P2P Online Lending Default Prediction- A Usecase on LendingClub Default Risk

Author

Mavis Wong, Yasmin Hassan, Abeba N. Turi

Published

December 6, 2024

1. Summary

This work intends to leverage machine learning models to predict borrower behavior and, hence, the probability of default. More specifically, the work focuses on predicting loan defaults using historical data from the Lending Club platform. We uncover patterns and trends in borrower risk profiles by applying advanced preprocessing techniques, exploratory data analysis (EDA), and a Logistic Regression model. The final model demonstrated strong performance on unseen test data, achieving an accuracy of 84.0%. Out of 1,916 test cases, the model correctly predicted 1,608 cases, with 308 incorrect predictions. These errors included both false positives (predicting a loan default when it didn’t occur) and false negatives (failing to predict an actual default). While false negatives pose a greater risk in financial decision-making, this model provides actionable insights to improve risk management and reduce potential financial losses for the platform. Despite its promising predictive capabilities, further research is needed to enhance the model’s accuracy and better understand the characteristics of misclassified loans. Such improvements could play a crucial role in minimizing financial risks and maximizing the model’s effectiveness in peer-to-peer lending platforms

2. Introduction

Crowd-based business models are one of the last decade’s developments with the proliferation of platform economies and web technology applications (Sutherland and Jarrahi 2018). One of such developments following the 2007 financial crisis are the P2P online lending platforms. The backbone of the digital economic system built on this relies on trust as a currency. Like all other crowd-based business models, P2P online lending heavily relied on the trustworthiness of borrowers (Lenz 2016). To help with this, online platforms like LendingClub used several features to define eligibility and rate of access to loans for potential borrowers. Traditional credit risk analysis often relies on rule-based systems or credit scores, which might not fully capture the complexities of borrower behavior. By applying Logistic Regression, we aim to develop a model that is both interpretable and effective in identifying high-risk loans, see (Khandani, Kim, and Lo 2010). This analysis intends to provide a data-driven approach to improve credit decision-making in a broader context of platform-based transactions through machine learning models.

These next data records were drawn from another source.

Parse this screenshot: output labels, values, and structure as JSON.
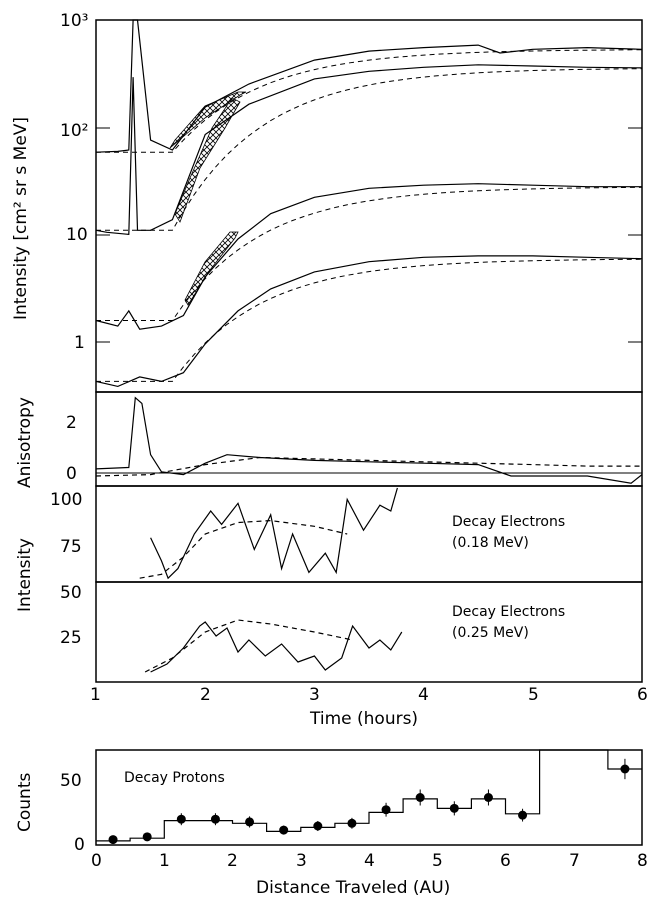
{
  "chart_data": [
    {
      "type": "line",
      "panel": "intensity",
      "yscale": "log",
      "ylabel": "Intensity [cm² sr s MeV]",
      "xlim": [
        1,
        6
      ],
      "ylim": [
        0.4,
        1000
      ],
      "y_ticks": [
        "10³",
        "10²",
        "10",
        "1"
      ],
      "x_ticks": [],
      "grid": false,
      "series": [
        {
          "x": [
            1.0,
            1.2,
            1.3,
            1.34,
            1.38,
            1.5,
            1.7,
            2.0,
            2.4,
            3.0,
            3.5,
            4.0,
            4.5,
            4.7,
            5.0,
            5.5,
            6.0
          ],
          "y": [
            62,
            63,
            65,
            1000,
            1000,
            80,
            65,
            160,
            260,
            430,
            520,
            560,
            590,
            500,
            540,
            560,
            540
          ]
        },
        {
          "x": [
            1.0,
            1.1,
            1.3,
            1.34,
            1.38,
            1.5,
            1.7,
            2.0,
            2.4,
            3.0,
            3.5,
            4.0,
            4.5,
            5.0,
            5.5,
            6.0
          ],
          "y": [
            12,
            11.5,
            11,
            300,
            12,
            12,
            15,
            90,
            170,
            290,
            340,
            370,
            390,
            380,
            370,
            365
          ]
        },
        {
          "x": [
            1.0,
            1.2,
            1.3,
            1.4,
            1.6,
            1.8,
            2.0,
            2.3,
            2.6,
            3.0,
            3.5,
            4.0,
            4.5,
            5.0,
            5.5,
            6.0
          ],
          "y": [
            1.8,
            1.6,
            2.2,
            1.5,
            1.6,
            2.0,
            4.5,
            10,
            17,
            24,
            29,
            31,
            32,
            31,
            30,
            30
          ]
        },
        {
          "x": [
            1.0,
            1.2,
            1.4,
            1.6,
            1.8,
            2.0,
            2.3,
            2.6,
            3.0,
            3.5,
            4.0,
            4.5,
            5.0,
            5.5,
            6.0
          ],
          "y": [
            0.5,
            0.45,
            0.55,
            0.5,
            0.6,
            1.1,
            2.2,
            3.5,
            5.0,
            6.2,
            6.8,
            7.0,
            7.0,
            6.8,
            6.6
          ]
        }
      ]
    },
    {
      "type": "line",
      "panel": "anisotropy",
      "ylabel": "Anisotropy",
      "xlim": [
        1,
        6
      ],
      "ylim": [
        -0.3,
        3
      ],
      "y_ticks": [
        "2",
        "0"
      ],
      "series": [
        {
          "x": [
            1.0,
            1.3,
            1.36,
            1.42,
            1.5,
            1.6,
            1.8,
            2.0,
            2.2,
            2.5,
            3.0,
            3.5,
            4.0,
            4.5,
            4.8,
            5.0,
            5.5,
            5.9,
            6.0
          ],
          "y": [
            0.3,
            0.35,
            2.8,
            2.6,
            0.8,
            0.2,
            0.1,
            0.5,
            0.8,
            0.7,
            0.6,
            0.55,
            0.5,
            0.45,
            0.05,
            0.05,
            0.05,
            -0.2,
            0.1
          ]
        },
        {
          "x": [
            1.0,
            1.5,
            2.0,
            2.5,
            3.0,
            3.5,
            4.0,
            4.5,
            5.0,
            5.5,
            6.0
          ],
          "y": [
            0.05,
            0.1,
            0.45,
            0.7,
            0.65,
            0.6,
            0.55,
            0.5,
            0.45,
            0.4,
            0.4
          ]
        }
      ]
    },
    {
      "type": "line",
      "panel": "decay-electrons-018",
      "ylabel": "Intensity",
      "annotation": [
        "Decay Electrons",
        "(0.18 MeV)"
      ],
      "xlim": [
        1,
        6
      ],
      "ylim": [
        55,
        105
      ],
      "y_ticks": [
        "100",
        "75"
      ],
      "series": [
        {
          "x": [
            1.5,
            1.6,
            1.66,
            1.75,
            1.9,
            2.05,
            2.15,
            2.3,
            2.45,
            2.6,
            2.7,
            2.8,
            2.95,
            3.1,
            3.2,
            3.3,
            3.45,
            3.6,
            3.7,
            3.76
          ],
          "y": [
            78,
            66,
            57,
            62,
            80,
            92,
            85,
            96,
            72,
            90,
            62,
            80,
            60,
            70,
            60,
            98,
            82,
            95,
            92,
            104
          ]
        },
        {
          "x": [
            1.4,
            1.6,
            1.8,
            2.0,
            2.3,
            2.6,
            3.0,
            3.3
          ],
          "y": [
            57,
            59,
            68,
            80,
            86,
            87,
            84,
            80
          ]
        }
      ]
    },
    {
      "type": "line",
      "panel": "decay-electrons-025",
      "annotation": [
        "Decay Electrons",
        "(0.25 MeV)"
      ],
      "xlim": [
        1,
        6
      ],
      "ylim": [
        5,
        55
      ],
      "y_ticks": [
        "50",
        "25"
      ],
      "series": [
        {
          "x": [
            1.5,
            1.65,
            1.8,
            1.95,
            2.0,
            2.1,
            2.2,
            2.3,
            2.4,
            2.55,
            2.7,
            2.85,
            3.0,
            3.1,
            3.25,
            3.35,
            3.5,
            3.6,
            3.7,
            3.8
          ],
          "y": [
            10,
            14,
            22,
            33,
            35,
            28,
            32,
            20,
            26,
            18,
            24,
            15,
            18,
            11,
            17,
            33,
            22,
            26,
            21,
            30
          ]
        },
        {
          "x": [
            1.45,
            1.7,
            2.0,
            2.3,
            2.6,
            3.0,
            3.35
          ],
          "y": [
            10,
            17,
            30,
            36,
            34,
            30,
            26
          ]
        }
      ]
    },
    {
      "x_ticks": [
        "1",
        "2",
        "3",
        "4",
        "5",
        "6"
      ],
      "xlabel": "Time (hours)"
    },
    {
      "type": "bar",
      "panel": "decay-protons",
      "ylabel": "Counts",
      "xlabel": "Distance Traveled  (AU)",
      "annotation": "Decay Protons",
      "xlim": [
        0,
        8
      ],
      "ylim": [
        0,
        70
      ],
      "x_ticks": [
        "0",
        "1",
        "2",
        "3",
        "4",
        "5",
        "6",
        "7",
        "8"
      ],
      "y_ticks": [
        "50",
        "0"
      ],
      "histogram": {
        "edges": [
          0,
          0.5,
          1.0,
          1.5,
          2.0,
          2.5,
          3.0,
          3.5,
          4.0,
          4.5,
          5.0,
          5.5,
          6.0,
          6.5,
          7.0,
          7.5,
          8.0
        ],
        "counts": [
          3,
          5,
          18,
          18,
          16,
          10,
          13,
          16,
          24,
          34,
          27,
          34,
          23,
          72,
          70,
          56
        ]
      },
      "points": {
        "x": [
          0.25,
          0.75,
          1.25,
          1.75,
          2.25,
          2.75,
          3.25,
          3.75,
          4.25,
          4.75,
          5.25,
          5.75,
          6.25,
          7.75
        ],
        "y": [
          4,
          6,
          19,
          19,
          17,
          11,
          14,
          16,
          26,
          35,
          27,
          35,
          22,
          56
        ],
        "err": [
          2,
          2.5,
          4.4,
          4.4,
          4.1,
          3.3,
          3.7,
          4.0,
          5.1,
          5.9,
          5.2,
          5.9,
          4.7,
          7.5
        ]
      }
    }
  ]
}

Extensive research has been conducted on borrower risk behavior analysis and trust within P2P online lending systems, highlighting the critical role of trust and predictability in ensuring platform sustainability and mitigating default risks (Cai et al. 2016). Building on these, this work focuses on developing a comprehensive risk analysis framework through machine learning models that will help predict borrower behavior.

This work will address the following research questions. - How do borrower characteristics influence the probability of default in a P2P online lending settings? - What techniques can improve machine learning models for predicting defaults in the presence of class imbalance?

3. Methods

3.1 Data Source

This analysis is based on the historical loan data from LendingClub (matmcreative 2024). It contains various borrower and loan features, such as interest rates, annual income, debt-to-income ratio (DTI), and credit history. The target variable, not.fully.paid, indicates whether the borrower defaulted on the loan (1) or successfully repaid it (0).

3.2 Feature Description

The key features taken into account for this analysis are shown below (See Table 1):

Table 1: Feature Descriptions

Variable	Description
`purpose`	The purpose of the loan
`int.rate`	Interest rate of the loan the applicant received
`installment`	Monthly payment for the loan the applicant received
`log.annual.inc`	Annual income (growth rate)
`dti`	Debt-to-income ratio
`revol.bal`	Total credit revolving balance
`revol.util`	Revolving line utilization rate
`inq.last.6mths`	The number of inquiries in the past 6 months
`delinq.2yrs`	Delinquencies on lines of credit in the last 2 years
`pub.rec`	The number of derogatory public records
`fico`	FICO credit score
`days.with.cr.line`	Days with Credit Line
`not.fully.paid`	Binary response on whether the loan is paid or not

4. Analysis

Python (Van Rossum and Drake 2009) language was used to conduct this analysis as well as the following packages: pandas(team 2020), numpy(Harris et al. 2020), matplotlib(Hunter 2007), altair(VanderPlas 2018), sklearn(Pedregosa et al. 2011).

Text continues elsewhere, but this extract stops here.